How the team measures progress

Daily: the teacher or aide rates each episode on a 1–5 scale right after it resolves, and tallies independent card exchanges. Baseline: 20 entries over 14 school days, mean level 3.0. Target: bring the mean to 2.0 or below and eliminate the most severe episodes within six weeks.

Review cadence: weekly by the BCBA and teacher for the first month, then every other week through week 12, with monthly home-generalization review.
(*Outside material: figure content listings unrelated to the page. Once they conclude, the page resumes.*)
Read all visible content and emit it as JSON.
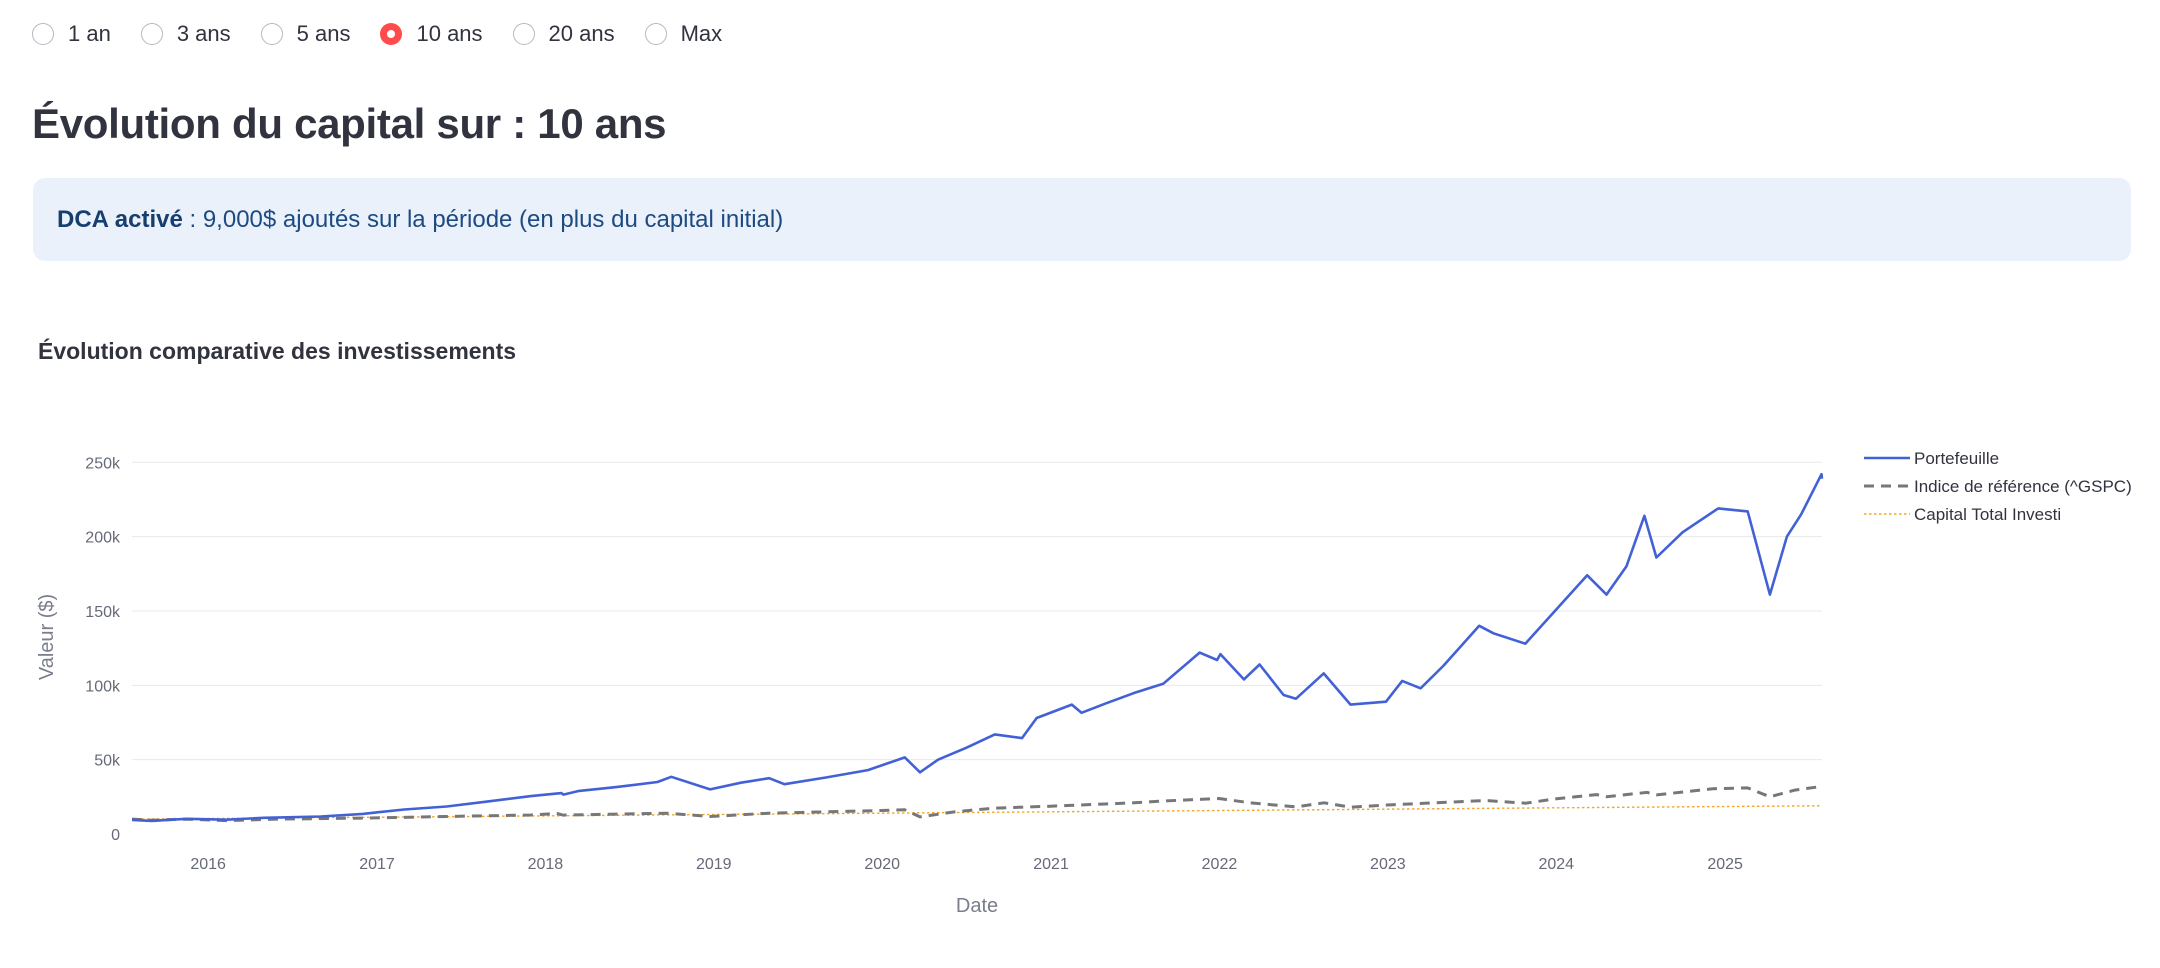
{
  "period_selector": {
    "options": [
      "1 an",
      "3 ans",
      "5 ans",
      "10 ans",
      "20 ans",
      "Max"
    ],
    "selected_index": 3
  },
  "page_title": "Évolution du capital sur : 10 ans",
  "info": {
    "bold": "DCA activé",
    "text": " : 9,000$ ajoutés sur la période (en plus du capital initial)"
  },
  "colors": {
    "accent": "#ff4b4b",
    "portfolio": "#4361d6",
    "benchmark": "#777777",
    "invested": "#f5a623"
  },
  "chart_data": {
    "type": "line",
    "title": "Évolution comparative des investissements",
    "xlabel": "Date",
    "ylabel": "Valeur ($)",
    "x_range": [
      "2015-07-20",
      "2025-07-30"
    ],
    "ylim": [
      0,
      265000
    ],
    "y_ticks": [
      0,
      50000,
      100000,
      150000,
      200000,
      250000
    ],
    "y_tick_labels": [
      "0",
      "50k",
      "100k",
      "150k",
      "200k",
      "250k"
    ],
    "x_ticks": [
      "2016-01-01",
      "2017-01-01",
      "2018-01-01",
      "2019-01-01",
      "2020-01-01",
      "2021-01-01",
      "2022-01-01",
      "2023-01-01",
      "2024-01-01",
      "2025-01-01"
    ],
    "x_tick_labels": [
      "2016",
      "2017",
      "2018",
      "2019",
      "2020",
      "2021",
      "2022",
      "2023",
      "2024",
      "2025"
    ],
    "grid": true,
    "legend_position": "right",
    "series": [
      {
        "name": "Portefeuille",
        "style": "solid",
        "points": [
          [
            "2015-07-20",
            9500
          ],
          [
            "2015-09-01",
            8800
          ],
          [
            "2015-11-15",
            10200
          ],
          [
            "2016-02-10",
            9600
          ],
          [
            "2016-05-01",
            10900
          ],
          [
            "2016-09-01",
            11800
          ],
          [
            "2016-12-01",
            13500
          ],
          [
            "2017-03-01",
            16500
          ],
          [
            "2017-06-01",
            18500
          ],
          [
            "2017-09-01",
            22000
          ],
          [
            "2017-12-01",
            25500
          ],
          [
            "2018-02-05",
            27500
          ],
          [
            "2018-02-09",
            26500
          ],
          [
            "2018-03-15",
            29000
          ],
          [
            "2018-06-01",
            31500
          ],
          [
            "2018-09-01",
            35000
          ],
          [
            "2018-10-01",
            38500
          ],
          [
            "2018-12-24",
            30000
          ],
          [
            "2019-03-01",
            34500
          ],
          [
            "2019-05-01",
            37500
          ],
          [
            "2019-06-03",
            33500
          ],
          [
            "2019-09-01",
            38000
          ],
          [
            "2019-12-01",
            43000
          ],
          [
            "2020-02-19",
            51500
          ],
          [
            "2020-03-23",
            41500
          ],
          [
            "2020-05-01",
            50000
          ],
          [
            "2020-07-01",
            58000
          ],
          [
            "2020-09-01",
            67000
          ],
          [
            "2020-10-30",
            64500
          ],
          [
            "2020-12-01",
            78000
          ],
          [
            "2021-02-15",
            87000
          ],
          [
            "2021-03-08",
            81500
          ],
          [
            "2021-05-01",
            88000
          ],
          [
            "2021-07-01",
            95000
          ],
          [
            "2021-09-01",
            101000
          ],
          [
            "2021-11-19",
            122000
          ],
          [
            "2021-12-27",
            117000
          ],
          [
            "2022-01-03",
            121000
          ],
          [
            "2022-02-23",
            104000
          ],
          [
            "2022-03-29",
            114000
          ],
          [
            "2022-05-20",
            93500
          ],
          [
            "2022-06-16",
            91000
          ],
          [
            "2022-08-15",
            108000
          ],
          [
            "2022-10-12",
            87000
          ],
          [
            "2022-12-28",
            89000
          ],
          [
            "2023-02-01",
            103000
          ],
          [
            "2023-03-13",
            98000
          ],
          [
            "2023-05-01",
            113000
          ],
          [
            "2023-07-18",
            140000
          ],
          [
            "2023-08-18",
            135000
          ],
          [
            "2023-10-26",
            128000
          ],
          [
            "2023-12-29",
            150000
          ],
          [
            "2024-03-08",
            174000
          ],
          [
            "2024-04-19",
            161000
          ],
          [
            "2024-06-01",
            180000
          ],
          [
            "2024-07-10",
            214000
          ],
          [
            "2024-08-05",
            186000
          ],
          [
            "2024-10-01",
            203000
          ],
          [
            "2024-12-17",
            219000
          ],
          [
            "2025-02-19",
            217000
          ],
          [
            "2025-04-08",
            161000
          ],
          [
            "2025-05-15",
            200000
          ],
          [
            "2025-06-15",
            215000
          ],
          [
            "2025-07-29",
            242000
          ],
          [
            "2025-07-30",
            239000
          ]
        ]
      },
      {
        "name": "Indice de référence (^GSPC)",
        "style": "dash",
        "points": [
          [
            "2015-07-20",
            10000
          ],
          [
            "2015-09-01",
            9300
          ],
          [
            "2015-11-15",
            10000
          ],
          [
            "2016-02-10",
            9000
          ],
          [
            "2016-06-01",
            10000
          ],
          [
            "2016-12-01",
            10700
          ],
          [
            "2017-06-01",
            11800
          ],
          [
            "2017-12-01",
            12800
          ],
          [
            "2018-01-26",
            13800
          ],
          [
            "2018-02-08",
            12700
          ],
          [
            "2018-09-20",
            14000
          ],
          [
            "2018-12-24",
            11800
          ],
          [
            "2019-04-30",
            14000
          ],
          [
            "2019-12-31",
            15800
          ],
          [
            "2020-02-19",
            16300
          ],
          [
            "2020-03-23",
            11500
          ],
          [
            "2020-06-08",
            15000
          ],
          [
            "2020-09-02",
            17400
          ],
          [
            "2020-12-31",
            18700
          ],
          [
            "2021-06-30",
            21000
          ],
          [
            "2021-09-02",
            22200
          ],
          [
            "2021-12-31",
            23900
          ],
          [
            "2022-03-08",
            21000
          ],
          [
            "2022-06-16",
            18200
          ],
          [
            "2022-08-16",
            21000
          ],
          [
            "2022-10-12",
            18000
          ],
          [
            "2022-12-30",
            19500
          ],
          [
            "2023-07-31",
            22500
          ],
          [
            "2023-10-27",
            20700
          ],
          [
            "2023-12-29",
            23600
          ],
          [
            "2024-03-28",
            26500
          ],
          [
            "2024-04-19",
            25100
          ],
          [
            "2024-07-16",
            28000
          ],
          [
            "2024-08-05",
            26300
          ],
          [
            "2024-12-06",
            30500
          ],
          [
            "2025-02-19",
            31000
          ],
          [
            "2025-04-08",
            25000
          ],
          [
            "2025-06-01",
            29500
          ],
          [
            "2025-07-30",
            32000
          ]
        ]
      },
      {
        "name": "Capital Total Investi",
        "style": "dot",
        "points": [
          [
            "2015-07-20",
            10000
          ],
          [
            "2016-07-20",
            10900
          ],
          [
            "2017-07-20",
            11800
          ],
          [
            "2018-07-20",
            12700
          ],
          [
            "2019-07-20",
            13600
          ],
          [
            "2020-07-20",
            14500
          ],
          [
            "2021-07-20",
            15400
          ],
          [
            "2022-07-20",
            16300
          ],
          [
            "2023-07-20",
            17200
          ],
          [
            "2024-07-20",
            18100
          ],
          [
            "2025-07-20",
            19000
          ],
          [
            "2025-07-30",
            19000
          ]
        ]
      }
    ]
  }
}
Setting events the team watches

  • Moderate: short sleep (under ~9 hours).
  • Moderate: a novel substitute or unfamiliar adult running transitions.
  • Moderate: high-stimulation days (field trips, parties, crowds).
  • Weak: a skipped or delayed meal before school.
How the picture came together

The team's shared history.

A Blueprint isn't a one-time form — it's assembled from everything the team logged over months. A sample of that timeline:

Feb 2026
ASD Level 1 + Mixed Receptive-Expressive Language Disorder diagnosed (neuropsychological evaluation).
Mar 8
SLP evaluation: receptive ~4y6m, expressive ~3y8m, MLU 2.1. Card-exchange communication recommended.
Mar 18
Family invents the "bag-as-container" transition routine at home; Marcus stops crying within 90 seconds.
Mar 28
Marcus spontaneously produces a two-word combination, "BIG ONE," at the sight of a fire truck at the park.
Apr 1
Held a fire truck for 90 minutes straight at school; teacher adapted by bringing his work to him.
Apr 9
Field trip to a fire station — held the classroom truck the entire time, no hard moment.
Apr 22
"Fire truck garage" end-of-day ritual established; choice-within-transition cuts tantrum frequency in observation.
Apr 28
Brings a fire truck to his mother unprompted and says "play" — first observed joint-play initiation.
Apr 29 – May 2
Card-exchange pilot: independent exchanges emerging with gestural prompting; transition-cup trial cuts tantrums sharply.
May 5
Teacher reports daily tantrum rate down from 6–7 to ~2 after the visual cue replaced the verbal warning.